The institute just received a grant to develop a multidisciplinary strategy to improve the neighborhood's health. Asked why the organization picked Liberty City, King said the data — high rates of crime, incarceration, poverty, joblessness, substandard housing, teenage pregnancy, accidental injury, asthma — drew it there.

In that sense, Liberty City isn't much different from inner cities around the country, King said. "And it's not unique to Liberty City that the outcomes manifest themselves with violence."

The Miami Children's Initiative, a neighborhood improvement organization, recently surveyed Northwestern students, and about half reported feeling unsafe on their way to and from school.

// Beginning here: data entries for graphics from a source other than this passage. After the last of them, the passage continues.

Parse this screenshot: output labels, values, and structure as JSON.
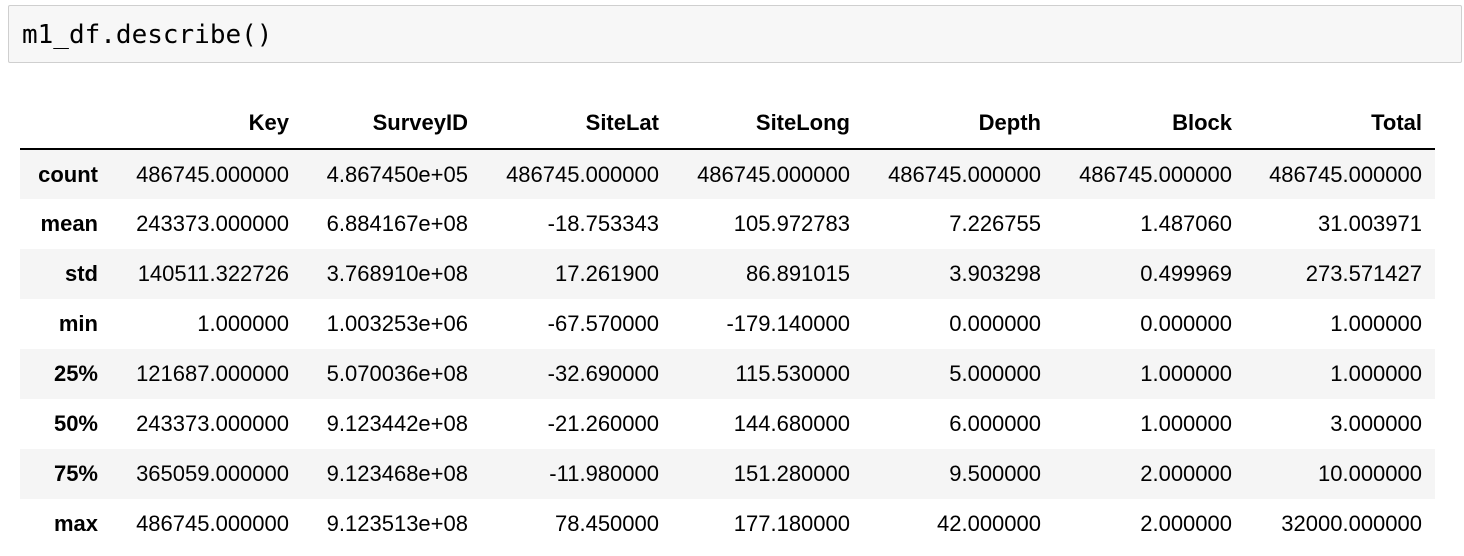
{
  "input_cell": {
    "code": "m1_df.describe()"
  },
  "dataframe": {
    "columns": [
      "Key",
      "SurveyID",
      "SiteLat",
      "SiteLong",
      "Depth",
      "Block",
      "Total"
    ],
    "rows": [
      {
        "label": "count",
        "values": [
          "486745.000000",
          "4.867450e+05",
          "486745.000000",
          "486745.000000",
          "486745.000000",
          "486745.000000",
          "486745.000000"
        ]
      },
      {
        "label": "mean",
        "values": [
          "243373.000000",
          "6.884167e+08",
          "-18.753343",
          "105.972783",
          "7.226755",
          "1.487060",
          "31.003971"
        ]
      },
      {
        "label": "std",
        "values": [
          "140511.322726",
          "3.768910e+08",
          "17.261900",
          "86.891015",
          "3.903298",
          "0.499969",
          "273.571427"
        ]
      },
      {
        "label": "min",
        "values": [
          "1.000000",
          "1.003253e+06",
          "-67.570000",
          "-179.140000",
          "0.000000",
          "0.000000",
          "1.000000"
        ]
      },
      {
        "label": "25%",
        "values": [
          "121687.000000",
          "5.070036e+08",
          "-32.690000",
          "115.530000",
          "5.000000",
          "1.000000",
          "1.000000"
        ]
      },
      {
        "label": "50%",
        "values": [
          "243373.000000",
          "9.123442e+08",
          "-21.260000",
          "144.680000",
          "6.000000",
          "1.000000",
          "3.000000"
        ]
      },
      {
        "label": "75%",
        "values": [
          "365059.000000",
          "9.123468e+08",
          "-11.980000",
          "151.280000",
          "9.500000",
          "2.000000",
          "10.000000"
        ]
      },
      {
        "label": "max",
        "values": [
          "486745.000000",
          "9.123513e+08",
          "78.450000",
          "177.180000",
          "42.000000",
          "2.000000",
          "32000.000000"
        ]
      }
    ]
  }
}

"They may not get killed, but they hear the gunshots. They see guns all the time," said Cecilia Gutierrez-Abety, the organization's president. "I see guns all the time. My staff sees guns all the time."

Her organization has focused on a small section of the neighborhood, where it has targeted hundreds of children for mentoring, tutoring and development programs. But even in this eight-block radius, four young people have been killed, she said.

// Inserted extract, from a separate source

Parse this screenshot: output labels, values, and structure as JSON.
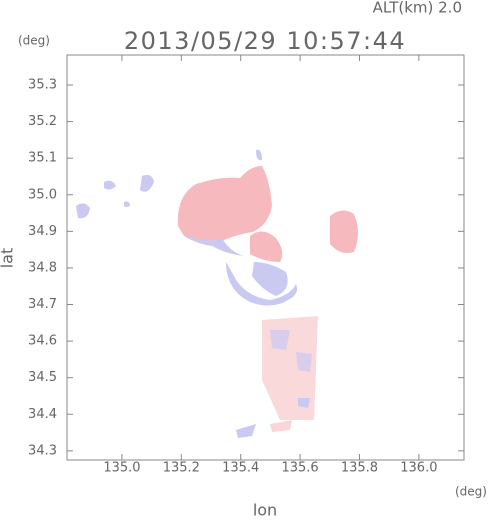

"It's going to take a long time," Gutierrez-Abety said.

Many activists said they hoped the neighborhood would have reached a turning point after a September 2014 mass shooting at an underage nightclub in which 15 people, aged 11 to 25, were hurt by two teen gunmen.

But Liberty City was still coming to grips with that attack in May, when the Northwestern students began dying.

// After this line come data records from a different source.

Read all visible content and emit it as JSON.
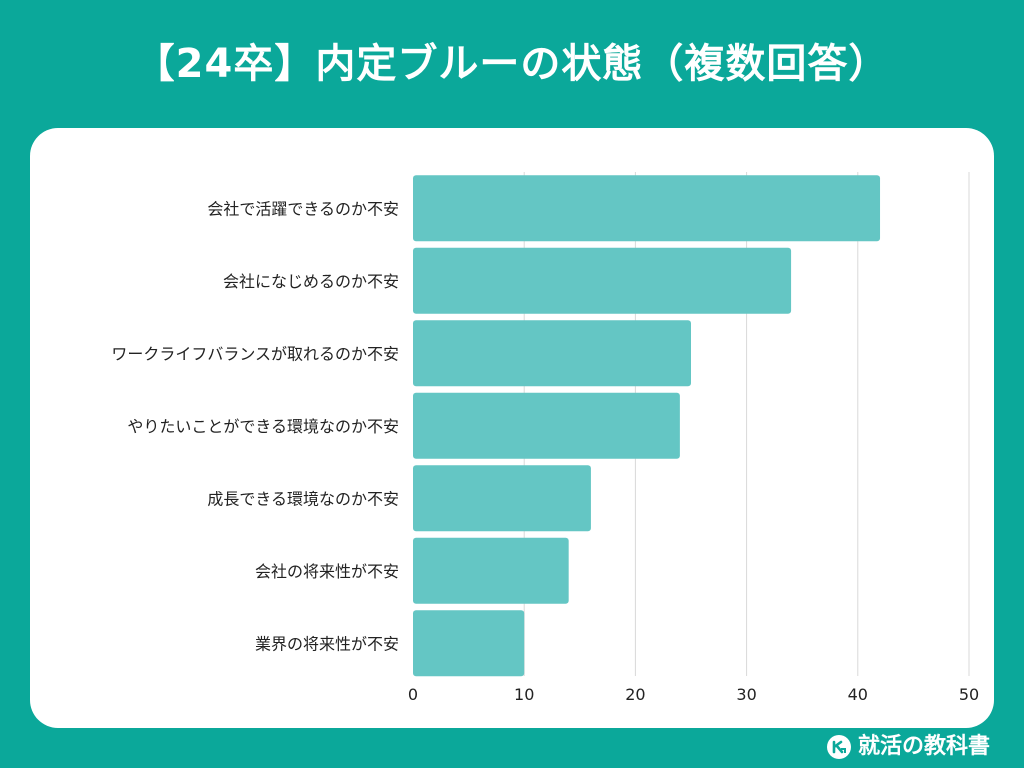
{
  "title": "【24卒】内定ブルーの状態（複数回答）",
  "brand": {
    "name": "就活の教科書"
  },
  "colors": {
    "background": "#0ba89a",
    "bar": "#64c6c4",
    "grid": "#d9d9d9",
    "text": "#222222"
  },
  "chart_data": {
    "type": "bar",
    "orientation": "horizontal",
    "categories": [
      "会社で活躍できるのか不安",
      "会社になじめるのか不安",
      "ワークライフバランスが取れるのか不安",
      "やりたいことができる環境なのか不安",
      "成長できる環境なのか不安",
      "会社の将来性が不安",
      "業界の将来性が不安"
    ],
    "values": [
      42,
      34,
      25,
      24,
      16,
      14,
      10
    ],
    "xlim": [
      0,
      50
    ],
    "xticks": [
      "0",
      "10",
      "20",
      "30",
      "40",
      "50"
    ],
    "grid": "vertical"
  }
}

The first victim was Joewaun Coles, a 15-year-old freshman who was struck by a stray bullet outside of his apartment building in May when a group of masked men opened fire on people playing craps, police said.

In early September, Maurice Harris, a 17-year-old junior, was standing on a sidewalk when a car pulled up and someone inside fired at him, police said.

Three days later, police said, Randall Dwaine Robinson III, a 17-year-old sophomore, was ambushed in a similar manner.

The next month, Carl Taylor, a 16-year-old freshman, was walking with his mother and sister when all three of them were fired on, police said. All three were hit but survived.

Lubin's death followed on Nov. 18.

So far, there has been an arrest in only one of the attacks, according to media reports: a 19-year-old man charged with Harris' murder.

The city's low success rate in catching killers adds to the sense of hopelessness, activists say.

A Herald investigation found in September that clearance rates for inner-city shootings had declined dramatically in recent years. Police blame in part a culture in which witnesses are too scared to speak.

But activists say that the lack of cooperation is also due to a historic distrust of the police, which is partly driven by the low arrest rates for killings in their neighborhood. In that vacuum, many people choose revenge, they say.

"What you're seeing now is the desire on the part of many individuals to enforce justice themselves," said Wayne Rawlings, the developer and lead consultant for the Miami-Dade Anti-Gang Strategy.

So far, there is apparently no evidence that the attacks on any of Northwestern's five victims are linked.

But Eric Thompson, a neighborhood organizer and head of the Liberty City Economic Development Corp, sees one common thread among the victims and their killers.

"They're all scared for their own lives," he said.